Other complications result from the fact that high-resolution printers use deferred printing, in which the document to be printed is first converted into a spool file in picture-file format, and it is the picture file rather than the original document that is printed. This can result in loss of certain display features that picture files do not support, such as the following:

The grayishTextOr transfer mode cannot be used for printing. See the discussion of transfer modes in the chapter "QuickDraw Text" in this book.
You cannot pass DrawText (or StdText) more than 255 bytes of text at a time when printing. DrawText and StdText are documented in the chapter "QuickDraw Text" in this book.
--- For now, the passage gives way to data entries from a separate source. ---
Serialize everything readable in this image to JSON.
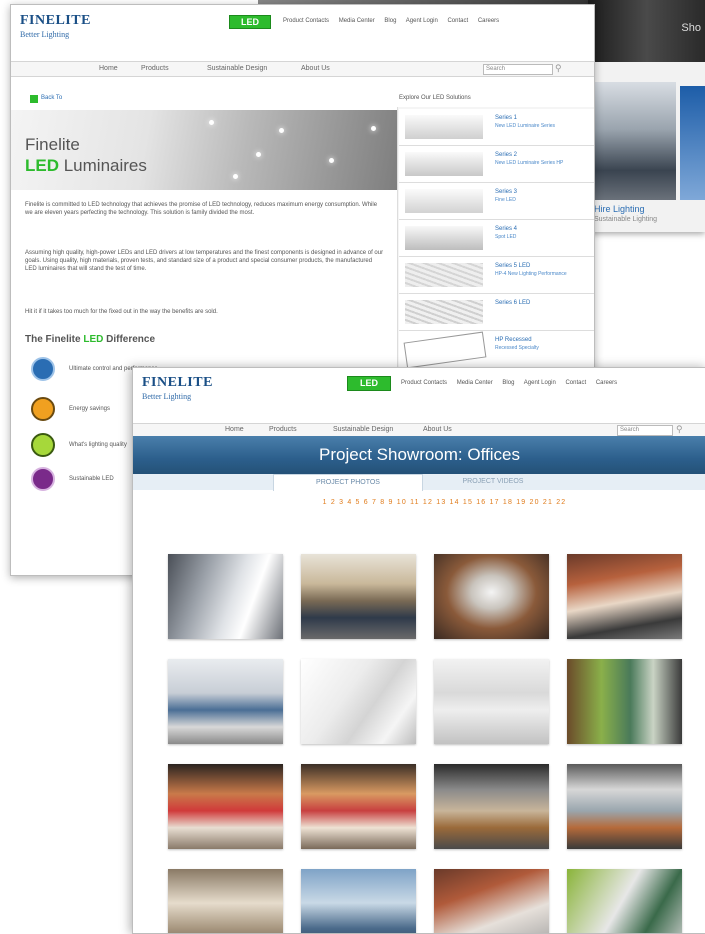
{
  "back_shot": {
    "heading": "Sho",
    "caption": "Hire Lighting",
    "caption_sub": "Sustainable Lighting"
  },
  "mid_shot": {
    "logo": "FINELITE",
    "logo_sub": "Better Lighting",
    "led_badge": "LED",
    "top_links": [
      "Product Contacts",
      "Media Center",
      "Blog",
      "Agent Login",
      "Contact",
      "Careers"
    ],
    "nav": [
      "Home",
      "Products",
      "Sustainable Design",
      "About Us"
    ],
    "search_placeholder": "Search",
    "breadcrumb": "Back To",
    "sidebar_title": "Explore Our LED Solutions",
    "hero_title_line1": "Finelite",
    "hero_title_line2a": "LED",
    "hero_title_line2b": " Luminaires",
    "para1": "Finelite is committed to LED technology that achieves the promise of LED technology, reduces maximum energy consumption. While we are eleven years perfecting the technology. This solution is family divided the most.",
    "para2": "Assuming high quality, high-power LEDs and LED drivers at low temperatures and the finest components is designed in advance of our goals. Using quality, high materials, proven tests, and standard size of a product and special consumer products, the manufactured LED luminaires that will stand the test of time.",
    "para3": "Hit it if it takes too much for the fixed out in the way the benefits are sold.",
    "difference_title_a": "The Finelite ",
    "difference_title_b": "LED",
    "difference_title_c": " Difference",
    "difference_items": [
      "Ultimate control and performance",
      "Energy savings",
      "What's lighting quality",
      "Sustainable LED"
    ],
    "products": [
      {
        "name": "Series 1",
        "desc": "New LED Luminaire Series"
      },
      {
        "name": "Series 2",
        "desc": "New LED Luminaire Series HP"
      },
      {
        "name": "Series 3",
        "desc": "Fine LED"
      },
      {
        "name": "Series 4",
        "desc": "Spot LED"
      },
      {
        "name": "Series 5 LED",
        "desc": "HP-4 New Lighting Performance"
      },
      {
        "name": "Series 6 LED",
        "desc": ""
      },
      {
        "name": "HP Recessed",
        "desc": "Recessed Specialty"
      }
    ]
  },
  "front_shot": {
    "logo": "FINELITE",
    "logo_sub": "Better Lighting",
    "led_badge": "LED",
    "top_links": [
      "Product Contacts",
      "Media Center",
      "Blog",
      "Agent Login",
      "Contact",
      "Careers"
    ],
    "nav": [
      "Home",
      "Products",
      "Sustainable Design",
      "About Us"
    ],
    "search_placeholder": "Search",
    "banner_title": "Project Showroom: Offices",
    "tab_active": "PROJECT PHOTOS",
    "tab_inactive": "PROJECT VIDEOS",
    "pages": "1 2 3 4 5 6 7 8 9 10 11 12 13 14 15 16 17 18 19 20 21 22",
    "accent_orange": "#e07b1a",
    "accent_blue": "#2c5f8c"
  }
}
Some of the most difficult problems result from the fact that printer drivers replace the QuickDraw bottleneck routines StdText and StdTxMeas (by changing the grafProcs field of the printing graphics port) to allow printing to function with QuickDraw calls, whereas certain script systems use different modifications (trap patches) to those same routines to perform contextual formatting. Printer drivers that print from spool files can then interact with QuickDraw in several ways that may cause complications:

Some drivers call QuickDraw twice: once to create a spool file for printing, and once again to unwind the spooling. If the text is contextually transformed during spooling, the transformation must not be repeated during unwinding.
Some drivers may not call QuickDraw at all, meaning that necessary contextual transformations might not be made at all.
Some drivers may call QuickDraw re-entrantly, such as when displaying a status message during printing.

To avoid these problems, printer drivers should call the Script Manager Print Action routine whenever they change the grafProcs field. For more information on the Print Action routine, see the discussion on writing device drivers in Inside Macintosh: Devices.
To accommodate the special contextual formatting needs of 1-byte complex script systems, WorldScript I patches the QuickDraw routines StdText, StdTxMeas, MeasureText, and the Font Manager procedure FontMetrics. There are Script Manager routines that allow you to modify or replace those patches if your text has additional needs not met by the WorldScript I routines. To allow for the extra complications that may occur during printing, WorldScript I allows you to define separate entry points or even separate routines for printing as opposed to screen display. See the discussion on replacing a script system's default routines in the chapter "Script Manager" in this book, and the description of WorldScript I in the appendix "Built-in Script Support."